6. Quevilly acte premier : Paris, briseur de rêves

La défaite de Quevilly face au PSG. Crédit : Capture écran INA

La défaite de Quevilly face au PSG. Crédit : Capture écran INA

Dix ans après Calais et trois après Montceau-les-Mines, l’équipe normande parvient à se hisser jusqu’au dernier carré de la Coupe de France tout en évoluant en CFA. Neuf rencontres, 28 buts marqués et un seul encaissé et voilà Quevilly en demies.

Les hommes de Régis Brouard battent difficilement Pacy Vallées (National) lors du 8ème tour après prolongation avant de pulvériser Saint-Quentin 6 à 0 et d’accéder aux 16ème de finale. L’exploit commence réellement pour les normands qui se payent le scalp du SCO Angers (L2), du Stade rennais (L1) puis de l’US Boulogne-sur-Mer (L1). Selon le milieu quevillais Fabrice Buchon, « on avait l’impression que Quevilly jouait en L1 et Boulogne en CFA« . Les normands s’inclinent finalement face au Paris-Saint-Germain en demies un but à zéro sans démériter.

 

7. Quevilly acte second : la folie des grandeurs

Au terme de la saison 2010-2011, l’US Quevilly termine en tête du Championnat de France Amateur et accède ainsi à la division Nationale. Pour son retour au plus haut niveau amateur depuis le dépôt de bilan du club en 1978, Quevilly joue le maintien mais concentre toutes ses forces sur la Coupe de France. L’équipe élimine difficilement la Tour d’Auvergne de Rennes aux tirs aux buts en 32e de finale, puis le SCO d’Angers et l’US Orléans.
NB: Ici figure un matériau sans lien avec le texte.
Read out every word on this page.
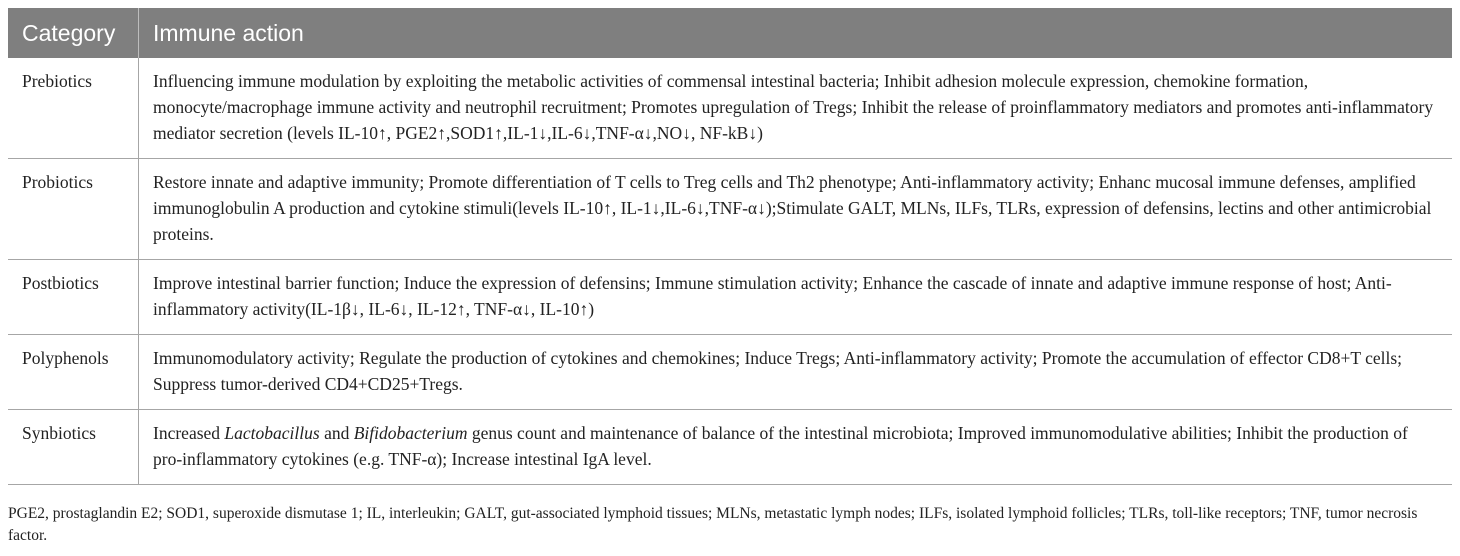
Category	Immune action
Prebiotics	Influencing immune modulation by exploiting the metabolic activities of commensal intestinal bacteria; Inhibit adhesion molecule expression, chemokine formation, monocyte/macrophage immune activity and neutrophil recruitment; Promotes upregulation of Tregs; Inhibit the release of proinflammatory mediators and promotes anti-inflammatory mediator secretion (levels IL-10↑, PGE2↑,SOD1↑,IL-1↓,IL-6↓,TNF-α↓,NO↓, NF-kB↓)
Probiotics	Restore innate and adaptive immunity; Promote differentiation of T cells to Treg cells and Th2 phenotype; Anti-inflammatory activity; Enhanc mucosal immune defenses, amplified immunoglobulin A production and cytokine stimuli(levels IL-10↑, IL-1↓,IL-6↓,TNF-α↓);Stimulate GALT, MLNs, ILFs, TLRs, expression of defensins, lectins and other antimicrobial proteins.
Postbiotics	Improve intestinal barrier function; Induce the expression of defensins; Immune stimulation activity; Enhance the cascade of innate and adaptive immune response of host; Anti-inflammatory activity(IL-1β↓, IL-6↓, IL-12↑, TNF-α↓, IL-10↑)
Polyphenols	Immunomodulatory activity; Regulate the production of cytokines and chemokines; Induce Tregs; Anti-inflammatory activity; Promote the accumulation of effector CD8+T cells; Suppress tumor-derived CD4+CD25+Tregs.
Synbiotics	Increased Lactobacillus and Bifidobacterium genus count and maintenance of balance of the intestinal microbiota; Improved immunomodulative abilities; Inhibit the production of pro-inflammatory cytokines (e.g. TNF-α); Increase intestinal IgA level.
PGE2, prostaglandin E2; SOD1, superoxide dismutase 1; IL, interleukin; GALT, gut-associated lymphoid tissues; MLNs, metastatic lymph nodes; ILFs, isolated lymphoid follicles; TLRs, toll-like receptors; TNF, tumor necrosis factor.
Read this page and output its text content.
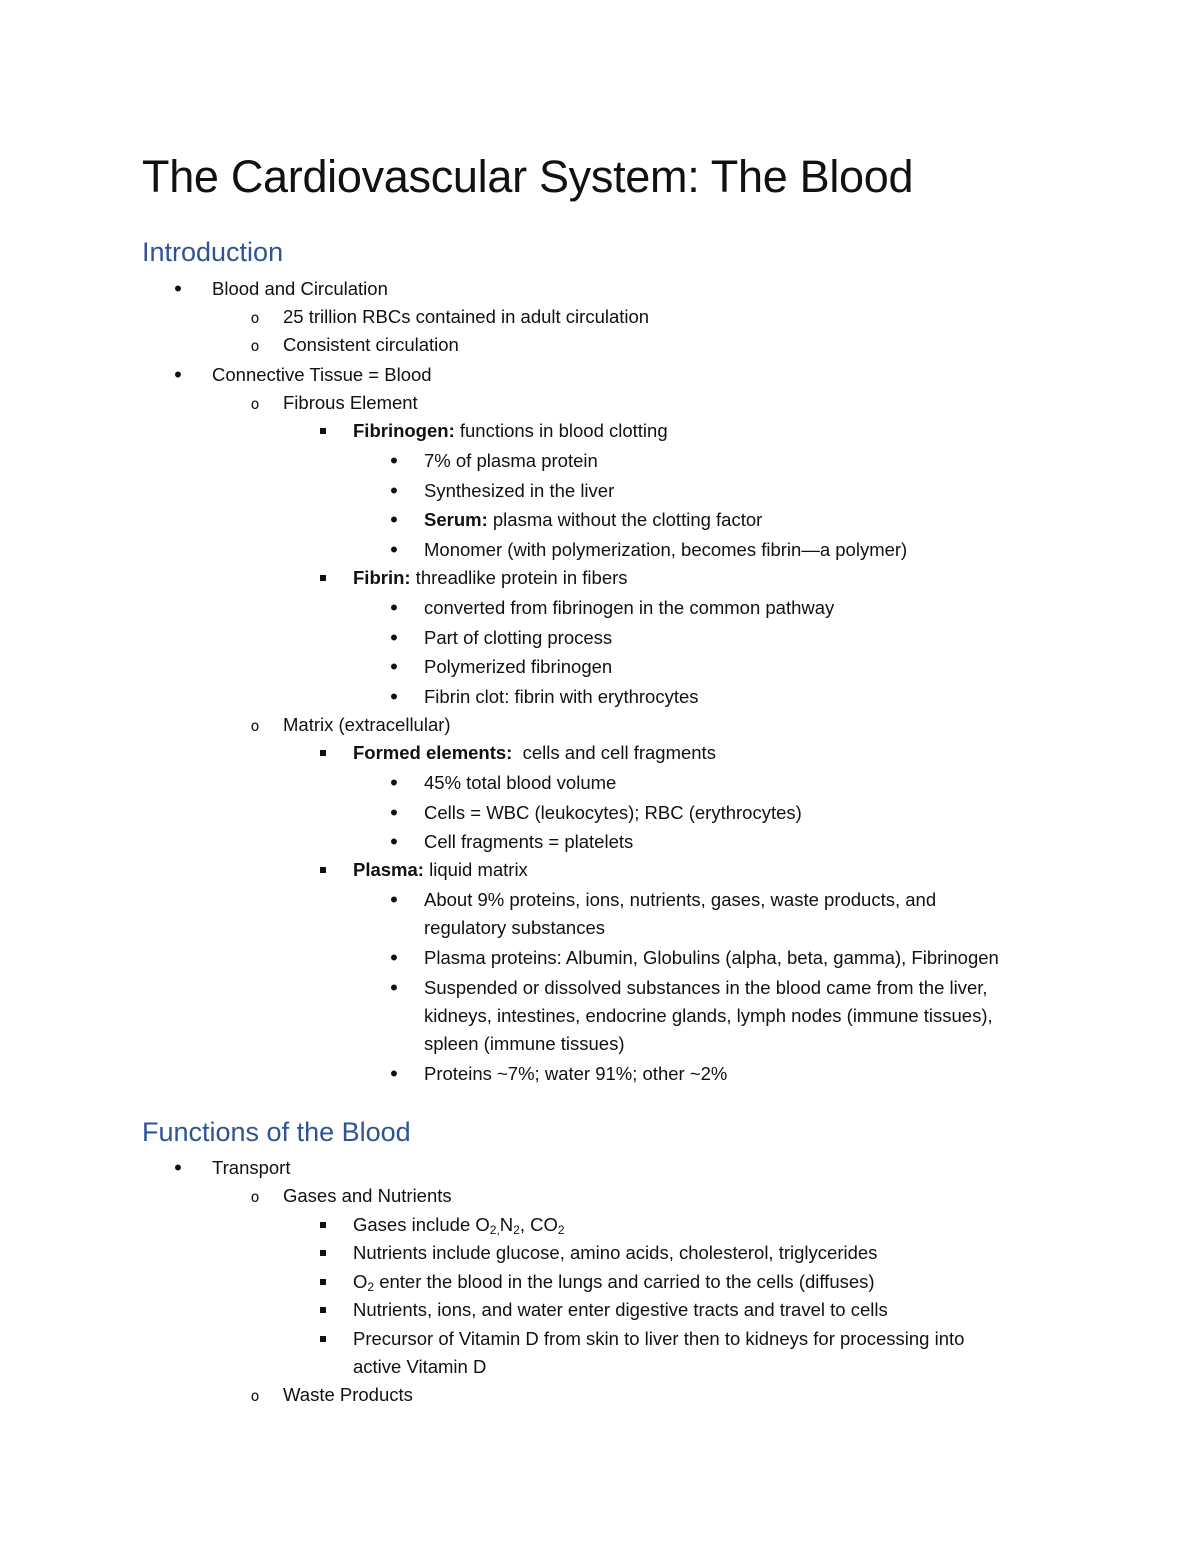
The Cardiovascular System: The Blood
Introduction
•
Blood and Circulation
o
25 trillion RBCs contained in adult circulation
o
Consistent circulation
•
Connective Tissue = Blood
o
Fibrous Element
Fibrinogen: functions in blood clotting
•
7% of plasma protein
•
Synthesized in the liver
•
Serum: plasma without the clotting factor
•
Monomer (with polymerization, becomes fibrin—a polymer)
Fibrin: threadlike protein in fibers
•
converted from fibrinogen in the common pathway
•
Part of clotting process
•
Polymerized fibrinogen
•
Fibrin clot: fibrin with erythrocytes
o
Matrix (extracellular)
Formed elements:  cells and cell fragments
•
45% total blood volume
•
Cells = WBC (leukocytes); RBC (erythrocytes)
•
Cell fragments = platelets
Plasma: liquid matrix
•
About 9% proteins, ions, nutrients, gases, waste products, and
regulatory substances
•
Plasma proteins: Albumin, Globulins (alpha, beta, gamma), Fibrinogen
•
Suspended or dissolved substances in the blood came from the liver,
kidneys, intestines, endocrine glands, lymph nodes (immune tissues),
spleen (immune tissues)
•
Proteins ~7%; water 91%; other ~2%
Functions of the Blood
•
Transport
o
Gases and Nutrients
Gases include $O_{2,}N_2$, $CO_2$
Nutrients include glucose, amino acids, cholesterol, triglycerides
$O_2$ enter the blood in the lungs and carried to the cells (diffuses)
Nutrients, ions, and water enter digestive tracts and travel to cells
Precursor of Vitamin D from skin to liver then to kidneys for processing into
active Vitamin D
o
Waste Products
La suite appartient à l’histoire du club : en quart de finale, les Normands s’imposent après prolongation (3-2) face à l’Olympique de Marseille. En demi-finale, ils retrouvent le Stade rennais et l’emportent grâce à deux buts dans les ultimes secondes. Quevilly est la 2e équipe amateur à se qualifier pour une finale de Coupe de France après Calais en 2000. Le club amateur s’incline en finale, au Stade de France, face à l’Olympique lyonnais par la plus petite des marges (1-0).
L’aventure s’arrête là mais l’ambiance reste à la fête. Le président de l’US Quevilly savoure : « Ce stade en jaune et noir, ce sont des images qui resteront« .

8. L’AS Cannes se remet à rêver

Dernier exploit en date, celui de l’AS Cannes, en 2013/2014. Les pensionnaires de CFA vont créer la surprise en s’offrant successivement le scalp de Troyes (L2), Saint-Etienne (L1) et de Montpellier (L1).

En huitièmes, les joueurs azuréens poussent les Montpelliérains jusqu’aux prolongations, et s’imposeront finalement 1-0 avec un but à la … 119e minute ! Magique. Au tour suivant, Guingamp ne laissera aucune miette aux Cannois (0-2) et ira jusqu’au bout de la compétition.